How to Apply Power Limits

# Check current power status
nvidia-smi -q -d POWER

# Set power limit (e.g., 350W)
sudo nvidia-smi -pl 350

# Restore to stock
sudo nvidia-smi -pl 600

Power limits reset on reboot. For persistent settings, add the command to a startup script or systemd service.

Summary

RTX 5090 undervolting: Token generation drops only 3.8%, prompt processing -19%. Effective for token-generation-bound workloads.

RTX PRO 6000 at 450W: Token generation drops just 1.3%, prompt processing -19%. Virtually no user-perceived impact while saving 25% power.

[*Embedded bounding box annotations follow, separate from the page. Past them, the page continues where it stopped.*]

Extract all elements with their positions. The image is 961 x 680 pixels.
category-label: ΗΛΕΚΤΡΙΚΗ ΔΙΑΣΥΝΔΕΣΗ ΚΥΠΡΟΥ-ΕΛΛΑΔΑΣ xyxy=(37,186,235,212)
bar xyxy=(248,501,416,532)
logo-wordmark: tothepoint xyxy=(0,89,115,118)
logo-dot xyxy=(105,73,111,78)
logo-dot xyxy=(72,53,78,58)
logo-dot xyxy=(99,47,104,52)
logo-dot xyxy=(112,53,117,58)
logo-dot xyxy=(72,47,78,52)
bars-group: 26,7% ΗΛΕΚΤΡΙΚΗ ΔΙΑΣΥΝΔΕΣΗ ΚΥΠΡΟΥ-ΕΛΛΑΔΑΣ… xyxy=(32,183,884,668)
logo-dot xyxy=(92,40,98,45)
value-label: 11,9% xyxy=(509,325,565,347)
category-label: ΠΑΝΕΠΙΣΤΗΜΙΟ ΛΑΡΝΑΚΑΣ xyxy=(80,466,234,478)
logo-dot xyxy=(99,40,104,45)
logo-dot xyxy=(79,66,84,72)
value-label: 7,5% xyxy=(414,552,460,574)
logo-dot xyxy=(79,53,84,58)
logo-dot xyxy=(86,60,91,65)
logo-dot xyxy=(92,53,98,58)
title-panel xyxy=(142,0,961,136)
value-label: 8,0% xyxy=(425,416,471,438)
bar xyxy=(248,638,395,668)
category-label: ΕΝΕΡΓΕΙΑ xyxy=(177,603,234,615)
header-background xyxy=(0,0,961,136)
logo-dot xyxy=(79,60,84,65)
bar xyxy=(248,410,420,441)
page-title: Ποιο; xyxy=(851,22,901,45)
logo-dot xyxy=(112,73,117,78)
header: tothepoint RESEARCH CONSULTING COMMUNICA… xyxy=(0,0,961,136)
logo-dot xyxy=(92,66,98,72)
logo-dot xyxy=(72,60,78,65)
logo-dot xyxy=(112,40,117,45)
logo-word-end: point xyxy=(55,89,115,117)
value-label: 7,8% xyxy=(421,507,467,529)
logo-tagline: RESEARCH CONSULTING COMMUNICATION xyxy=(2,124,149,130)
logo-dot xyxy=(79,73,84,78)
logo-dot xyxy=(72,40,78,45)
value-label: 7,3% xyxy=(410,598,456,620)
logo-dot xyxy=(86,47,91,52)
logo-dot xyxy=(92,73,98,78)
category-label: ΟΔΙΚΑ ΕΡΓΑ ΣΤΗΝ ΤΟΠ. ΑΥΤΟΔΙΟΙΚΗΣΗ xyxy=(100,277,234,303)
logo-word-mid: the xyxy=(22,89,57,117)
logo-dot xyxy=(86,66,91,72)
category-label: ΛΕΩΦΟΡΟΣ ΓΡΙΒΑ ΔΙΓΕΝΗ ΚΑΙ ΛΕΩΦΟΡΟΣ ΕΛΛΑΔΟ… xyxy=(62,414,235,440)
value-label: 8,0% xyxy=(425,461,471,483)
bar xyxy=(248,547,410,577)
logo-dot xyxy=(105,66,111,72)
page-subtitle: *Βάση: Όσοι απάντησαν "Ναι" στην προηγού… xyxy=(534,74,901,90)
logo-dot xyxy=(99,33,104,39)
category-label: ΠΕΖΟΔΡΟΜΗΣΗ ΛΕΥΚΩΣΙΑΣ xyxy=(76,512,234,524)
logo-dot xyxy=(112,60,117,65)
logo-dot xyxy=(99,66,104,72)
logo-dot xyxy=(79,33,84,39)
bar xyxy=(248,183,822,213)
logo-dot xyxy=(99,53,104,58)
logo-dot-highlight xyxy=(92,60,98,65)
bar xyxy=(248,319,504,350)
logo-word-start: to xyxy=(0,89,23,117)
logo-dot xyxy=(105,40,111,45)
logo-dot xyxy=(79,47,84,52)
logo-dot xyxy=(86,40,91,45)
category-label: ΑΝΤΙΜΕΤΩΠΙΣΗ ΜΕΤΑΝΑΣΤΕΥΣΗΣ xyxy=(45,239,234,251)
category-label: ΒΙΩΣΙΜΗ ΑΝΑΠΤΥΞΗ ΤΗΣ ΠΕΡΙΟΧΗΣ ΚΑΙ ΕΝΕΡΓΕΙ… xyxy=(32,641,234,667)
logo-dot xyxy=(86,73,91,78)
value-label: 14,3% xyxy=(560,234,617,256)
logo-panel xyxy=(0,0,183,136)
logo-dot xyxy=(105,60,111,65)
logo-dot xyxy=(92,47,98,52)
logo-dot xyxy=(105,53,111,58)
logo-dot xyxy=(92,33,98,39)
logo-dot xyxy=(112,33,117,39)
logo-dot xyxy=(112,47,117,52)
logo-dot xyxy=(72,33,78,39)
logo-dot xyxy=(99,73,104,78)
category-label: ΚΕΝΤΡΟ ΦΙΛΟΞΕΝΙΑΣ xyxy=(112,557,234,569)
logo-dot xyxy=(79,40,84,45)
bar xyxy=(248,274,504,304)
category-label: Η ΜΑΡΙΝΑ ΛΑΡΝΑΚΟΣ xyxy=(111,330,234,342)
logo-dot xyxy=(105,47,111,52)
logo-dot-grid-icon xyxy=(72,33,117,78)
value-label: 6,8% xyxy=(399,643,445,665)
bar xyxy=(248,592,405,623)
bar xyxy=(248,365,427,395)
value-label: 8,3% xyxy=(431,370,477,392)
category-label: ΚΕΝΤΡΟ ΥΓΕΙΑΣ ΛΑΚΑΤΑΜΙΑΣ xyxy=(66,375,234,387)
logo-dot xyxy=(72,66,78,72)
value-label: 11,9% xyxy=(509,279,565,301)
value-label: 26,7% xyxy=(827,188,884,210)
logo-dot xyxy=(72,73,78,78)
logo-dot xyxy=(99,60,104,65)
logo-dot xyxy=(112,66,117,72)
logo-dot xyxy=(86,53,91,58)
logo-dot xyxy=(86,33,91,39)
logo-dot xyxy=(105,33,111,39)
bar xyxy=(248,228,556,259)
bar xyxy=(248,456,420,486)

350W concurrent load: Low-load (≤50 users) sees ~10% performance loss with dramatic 14–22°C temperature reduction. High-load (100+ users) shows 37–43% performance loss — acceptable for off-peak operation but not for burst traffic.

The recommendation: Run at 350–400W for daily operation. The combination of lower electricity costs, dramatically reduced temperatures, extended hardware life, and minimal performance impact makes this the optimal long-term configuration.